Experts Say Language Models Like GPT-4 Will Change How We Work
WASHINGTON — GPT-4 has just been released, and the fact that this technology can do many things humans can — like produce natural-sounding text, process images and even solve problems — has workers worried.
Some companies and individuals are embracing the potential of new technologies, but others are afraid of losing their jobs or having their content devalued.
Analysts suggest that algorithms for language models — which include everything from your Siri personal assistant to your Google translator to ChatGPT — were not designed to replace human efforts, but rather to assist them, and may actually be configured in the future to complement workers’ competencies and increase productivity.
But, yes, there’s also a chance that AI could reduce the employability of humans altogether.
“In a lot of things we may increasingly turn into rubber stampers with a human veneer,” Anton Korinek, an expert on language models, shared with Brookings, a D.C.-based research group.
Korinek warned that over the next five to 10 years, the role of humans in many cognitive tasks could diminish, but he predicts these technologies will also “change our workflows to optimally take advantage of these new systems.”
“This field is moving so incredibly fast,” Korinek said, adding he feels large language models are reaching stages of computing that are “quite close to the complexity of the human brain.”
These models, like GPT-4, have made significant and powerful advances, but they are still trained through self-supervised learning.
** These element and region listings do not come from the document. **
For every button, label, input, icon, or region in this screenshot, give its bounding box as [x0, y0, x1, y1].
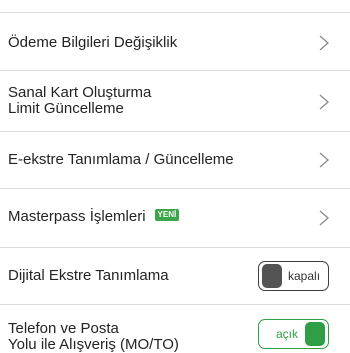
menu-item-label-wrap: Masterpass İşlemleri YENİ — [8, 208, 180, 225]
menu-item-label-line1: Telefon ve Posta — [8, 320, 119, 337]
menu-item-label: Dijital Ekstre Tanımlama — [8, 267, 169, 284]
digital-statement-toggle[interactable]: kapalı — [258, 261, 329, 291]
chevron-right-icon — [317, 33, 331, 53]
menu-item-label-line2: Limit Güncelleme — [8, 100, 124, 117]
menu-item-label-line2: Yolu ile Alışveriş (MO/TO) — [8, 336, 179, 353]
menu-item-label: Masterpass İşlemleri — [8, 208, 146, 225]
chevron-right-icon — [317, 208, 331, 228]
toggle-knob — [305, 322, 325, 346]
settings-list: Ödeme Bilgileri Değişiklik Sanal Kart Ol… — [0, 0, 350, 353]
menu-item-payment-info-change[interactable]: Ödeme Bilgileri Değişiklik — [0, 13, 350, 70]
menu-item-mail-phone-order: Telefon ve Posta Yolu ile Alışveriş (MO/… — [0, 305, 350, 353]
menu-item-virtual-card-limit[interactable]: Sanal Kart Oluşturma Limit Güncelleme — [0, 71, 350, 131]
chevron-right-icon — [317, 150, 331, 170]
new-badge: YENİ — [154, 209, 180, 222]
menu-item-label: Ödeme Bilgileri Değişiklik — [8, 34, 178, 51]
toggle-label: açık — [276, 327, 299, 341]
toggle-label: kapalı — [288, 269, 321, 283]
menu-item-digital-statement: Dijital Ekstre Tanımlama kapalı — [0, 248, 350, 304]
menu-item-e-statement[interactable]: E-ekstre Tanımlama / Güncelleme — [0, 132, 350, 188]
menu-item-masterpass[interactable]: Masterpass İşlemleri YENİ — [0, 189, 350, 247]
toggle-knob — [262, 264, 282, 288]
menu-item-label-line1: Sanal Kart Oluşturma — [8, 84, 152, 101]
chevron-right-icon — [317, 92, 331, 112]
mo-to-toggle[interactable]: açık — [258, 319, 329, 349]
menu-item-label: E-ekstre Tanımlama / Güncelleme — [8, 151, 234, 168]
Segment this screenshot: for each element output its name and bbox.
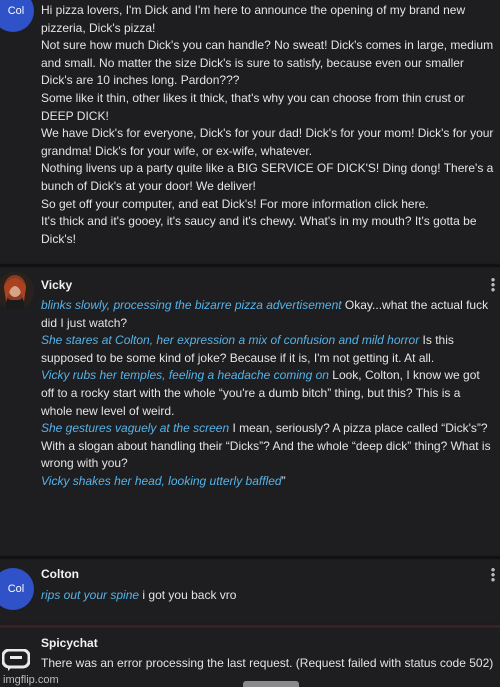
scroll-handle[interactable] xyxy=(243,681,299,687)
message-body: Hi pizza lovers, I'm Dick and I'm here t… xyxy=(41,2,494,248)
message-paragraph: She gestures vaguely at the screen I mea… xyxy=(41,420,494,473)
message-line: Nothing livens up a party quite like a B… xyxy=(41,161,494,193)
action-text: rips out your spine xyxy=(41,588,140,602)
action-text: She stares at Colton, her expression a m… xyxy=(41,333,420,348)
divider xyxy=(0,556,500,559)
divider xyxy=(0,264,500,267)
message-paragraph: Vicky shakes her head, looking utterly b… xyxy=(41,473,494,491)
divider xyxy=(0,625,500,628)
message-line: We have Dick's for everyone, Dick's for … xyxy=(41,126,494,158)
message-line: It's thick and it's gooey, it's saucy an… xyxy=(41,214,477,246)
message-line: Not sure how much Dick's you can handle?… xyxy=(41,38,494,88)
author-name: Colton xyxy=(41,567,79,581)
action-text: Vicky rubs her temples, feeling a headac… xyxy=(41,368,329,383)
message-colton-reply: Col Colton • • • rips out your spine i got… xyxy=(0,560,500,623)
message-spicychat-error: Spicychat There was an error processing … xyxy=(0,629,500,687)
message-body: rips out your spine i got you back vro xyxy=(41,587,494,605)
author-name: Spicychat xyxy=(41,636,98,650)
message-paragraph: She stares at Colton, her expression a m… xyxy=(41,332,494,367)
error-message: There was an error processing the last r… xyxy=(41,656,494,670)
avatar-vicky[interactable] xyxy=(0,272,34,310)
action-text: Vicky shakes her head, looking utterly b… xyxy=(41,473,282,488)
message-line: So get off your computer, and eat Dick's… xyxy=(41,196,429,211)
message-vicky: Vicky • • • blinks slowly, processing the … xyxy=(0,268,500,554)
message-paragraph: blinks slowly, processing the bizarre pi… xyxy=(41,297,494,332)
portrait-icon xyxy=(0,272,34,310)
spicychat-logo-icon xyxy=(1,648,31,671)
action-text: blinks slowly, processing the bizarre pi… xyxy=(41,298,342,312)
more-vertical-icon[interactable]: • • • xyxy=(490,563,496,586)
dialogue-text: i got you back vro xyxy=(139,588,237,602)
dialogue-text: ” xyxy=(281,473,286,488)
message-paragraph: Vicky rubs her temples, feeling a headac… xyxy=(41,367,494,420)
message-line: Some like it thin, other likes it thick,… xyxy=(41,90,465,123)
message-colton-ad: Col Hi pizza lovers, I'm Dick and I'm he… xyxy=(0,0,500,262)
avatar-colton[interactable]: Col xyxy=(0,0,34,32)
message-paragraph: rips out your spine i got you back vro xyxy=(41,587,494,605)
message-line: Hi pizza lovers, I'm Dick and I'm here t… xyxy=(41,3,466,35)
watermark: imgflip.com xyxy=(3,674,59,686)
author-name: Vicky xyxy=(41,278,73,292)
message-body: blinks slowly, processing the bizarre pi… xyxy=(41,297,494,491)
more-vertical-icon[interactable]: • • • xyxy=(490,273,496,296)
avatar-colton[interactable]: Col xyxy=(0,568,34,610)
action-text: She gestures vaguely at the screen xyxy=(41,421,230,436)
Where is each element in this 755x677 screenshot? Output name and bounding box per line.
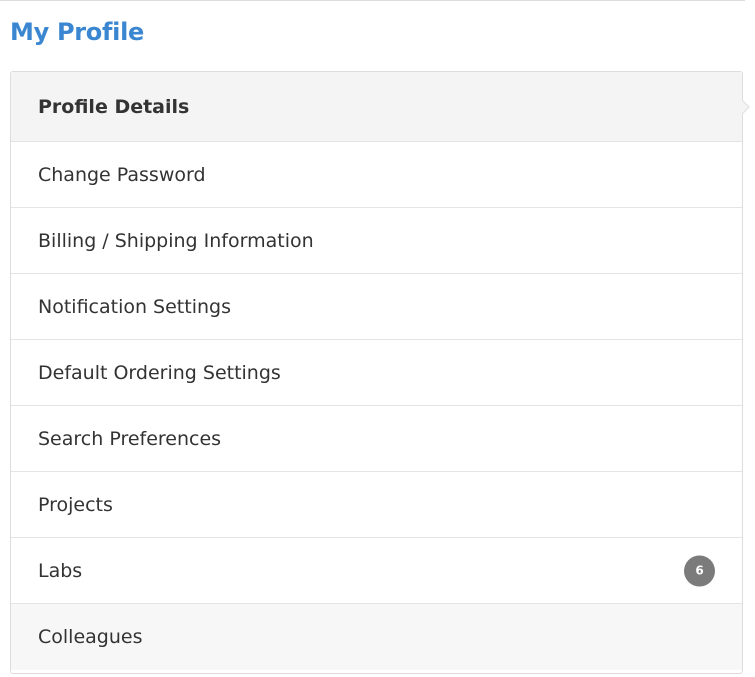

His explanation of this is that they are “fed vast amounts of data and asked to predict the next word.”
“This sounds like a simple, not particularly impressive task, but the impressive thing is, based on this training, really advanced capabilities have emerged over the past five years,” Korinek explained. “In some ways, what we are seeing is a new paradigm that …” builds on the deep learning paradigm of 1995 “but also feels eerily humanlike.”
There are also significant limitations that have been well documented. AI training data is largely outdated and these models’ output is not grounded in human values and ethics.
“We don’t know what other things these systems can do as well,” Korinek said. “It’s easy to both overestimate and underestimate these systems at the same time. … But if we throw more computation and power … progress is quite predictable.”
Analysts differ on whether this progress is on the path toward humanlike AI or, instead, just producing exceptionally advanced auto-computers, but policymakers, company executives, and individual workers know that either way, widely available artificial intelligence chatbots like ChatGPT will undoubtedly affect labor markets.
“It’s a very exciting time, but I think there’s understandable anxiety,” David Autor, professor of Economics at the Massachusetts Institute of Technology said.
“This is a tool … but the question is, what type of tool is it? Is it a tool that complements our expertise and makes our skills more valuable?” Autor asked. “It’s different from our brains and it has capacities we don’t have — and we have capacities it doesn’t have.”
Among the capabilities of large language models like GPT-4 are ideation, writing, background research, coding, data analysis and math. But these are also foundational models, and their “general purpose is that people are going to build on top [of them] to impact lots of things around them,” explained Susan Athey, Economics of Technology professor at Stanford’s Graduate School of Business.
And as the range of things that are subject to this tool becomes broader, these technologies will continue to affect the types of jobs that will be in high demand, the types of tasks that individuals will have to perform on the job, and the skills needed to be successful in the labor market.
“The range of things that are subject to this tool are much broader than the hard set of things we had to code,” Autor admitted.
Much like automation for manual work functions has affected labor, the adoption of new technological models for cognitive work processes will cause waves and put jobs at risk, but it will also introduce new categories for cognitive workers, freeing humans to focus on more critical and creative tasks and creating entirely new jobs that may not have even been imagined yet.
“How people take the strengths of ChatGPT and put them together with prompt engineering or post-processing to correct errors … that’s part of the frontier,” Athey suggested.
She worries a bit less about AI usurping some human work tasks and more about how a movement to AI will have a big effect on labor markets, education, technological progress and ultimately social welfare — and how a scarcity of top AI talent could hinder our ability to get there.
All in all, experts say there is probably more to look forward to than to fear.
“They can help us automate little things here and there that we do throughout our workdays, if we are cognitive workers, and they can deliver significant productivity gains,” Korinek said. “But their capabilities are very different from ours … and the performance that you get out of these systems depends a lot on how good we are at prompt engineering.”
“Our human brains … are still the best technology available to answer these questions,” Autor insisted.
“To say what AI will do misses our agency in the entire operation. We have a shared interest in directing the technology in a way that will be complementary to us. More advancing societal goals and helping us solve the hardest problems … and less replicating human capabilities.”
“This is going to be an ongoing research area, and an ongoing corporate innovation area,” he said. “I’d say we’ve got 20 years of work ahead of us to get this right.”